Но впереди меня ждала — жизнь, и я имел веские основания ожидать, что эта будущая жизнь готовит мне еще много сладких подарков. А теперь, когда прошло столько лет, сидя средь пьяных кандидатов технических наук за столом своего школьного приятеля В., которому уже, как и мне, стукнуло сорок пять, случайно вспомнив давно позабытую Верку, я вдруг подумал: а что, если б я и впрямь тогда с ней остался. И жизнь, единственная бесценная моя жизнь, прошла бы не в бесцельных мотаниях по миру, ни по кабакам и невесть чьим постелям, не в рисовании пошлых картинок на продажу, но в полях и плодоносящих садах. Вот только яблоки я теперь не люблю — кусать жестко… Весьма кстати на десерт к чаю хозяйка подала яблочное варенье
ГАДАНИЕ О ВОЗМОЖНЫХ ПУТЯХ
Если на Галину туманом день мглист — лён будет волокнист
Она тогда гадала с другими совхозными девушками, хотя была взрослее их, уже семнадцать, год отучилась в Москве, имела связь и сделала аборт, и в свою деревню приехала на несколько дней: зачеты сдала, экзамены были впереди. Девчонки, конечно, знали от нее про техникум, общежитие и про товароведение, но про другое она не говорила: парни у нее были татары, к тому ж — родные братья, познакомились на ВДНХ. Или двоюродные, она не знала.
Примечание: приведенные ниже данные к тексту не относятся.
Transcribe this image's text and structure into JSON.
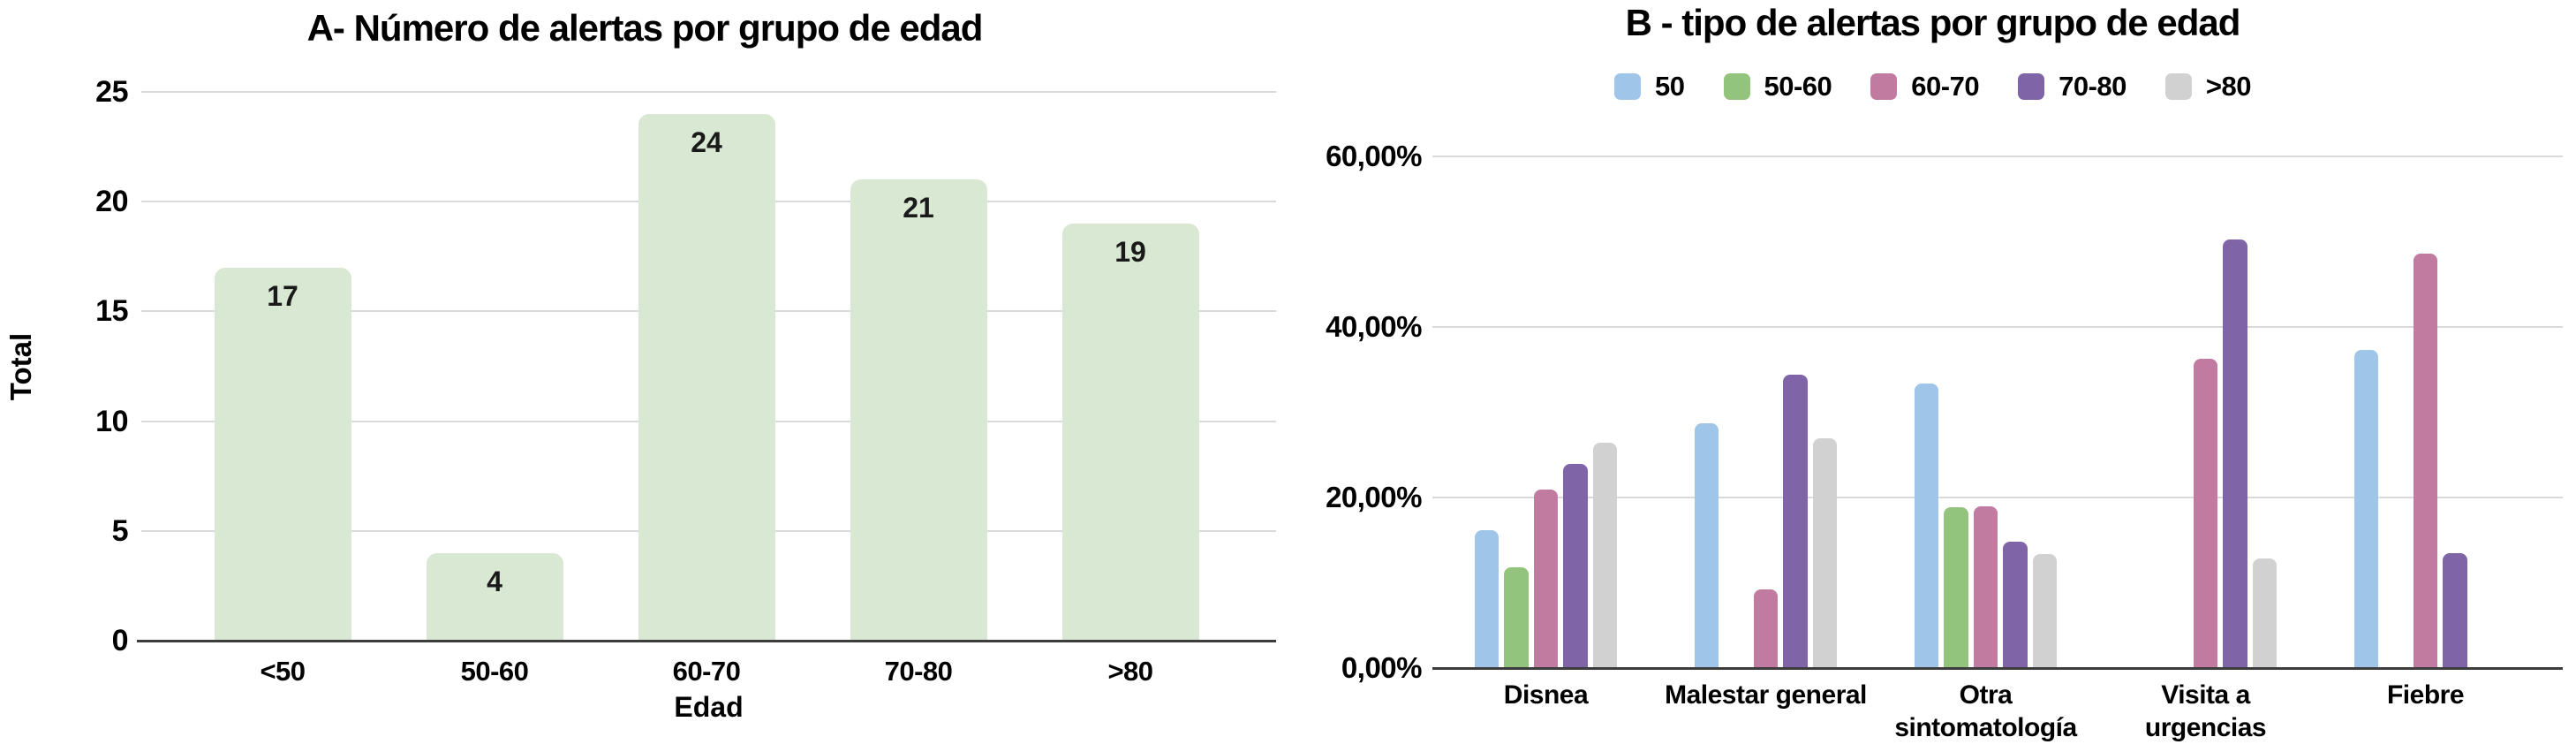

Был и еще один, кудрявый студент-москвич, с бородой и в дубленке, но она его плохо помнила, потому что видела один раз, встретила ночью на остановке под фонарем, возвращалась с дискотеки. Поднялись к нему в квартиру, родителей не было, он много по-умному говорил, заводил музыку и хотел только в рот; она потом звонить ему не стала, татары были ужас как ревнивы, и теперь совсем забыла, хоть он и подарил ей кассету с Майклом Джексоном и два раза приснился.
Сперва кидали от ворот на дорогу худой валенок, но тот всякий раз падал боком, носом указывая на телеграфный столб, потом послушали на околице, — собака лаяла со стороны райцентра, и сильно заметал ветер, — сговорились идти к старой бане, в которой, когда Галя была еще маленькой, угорел, перепив браги на ноябрьские, соседский дед. Пошли молча по тропинке к дальнему колодцу, потом свернули, таясь, в обход по целине, снег набился в сапоги, стал таять, колготки намокли, казалось, идешь босиком, как когда-то. У бани она велела всем, у кого были, поснимать заколки и обручи, сама сняла гребень и пояс; на младшей, Саньке, был крест, и его тоже сказала снять, потому что в кресте никогда нельзя ничего нагадать. Потом встали в круг и взяли одна другую за мизинцы; было страшно.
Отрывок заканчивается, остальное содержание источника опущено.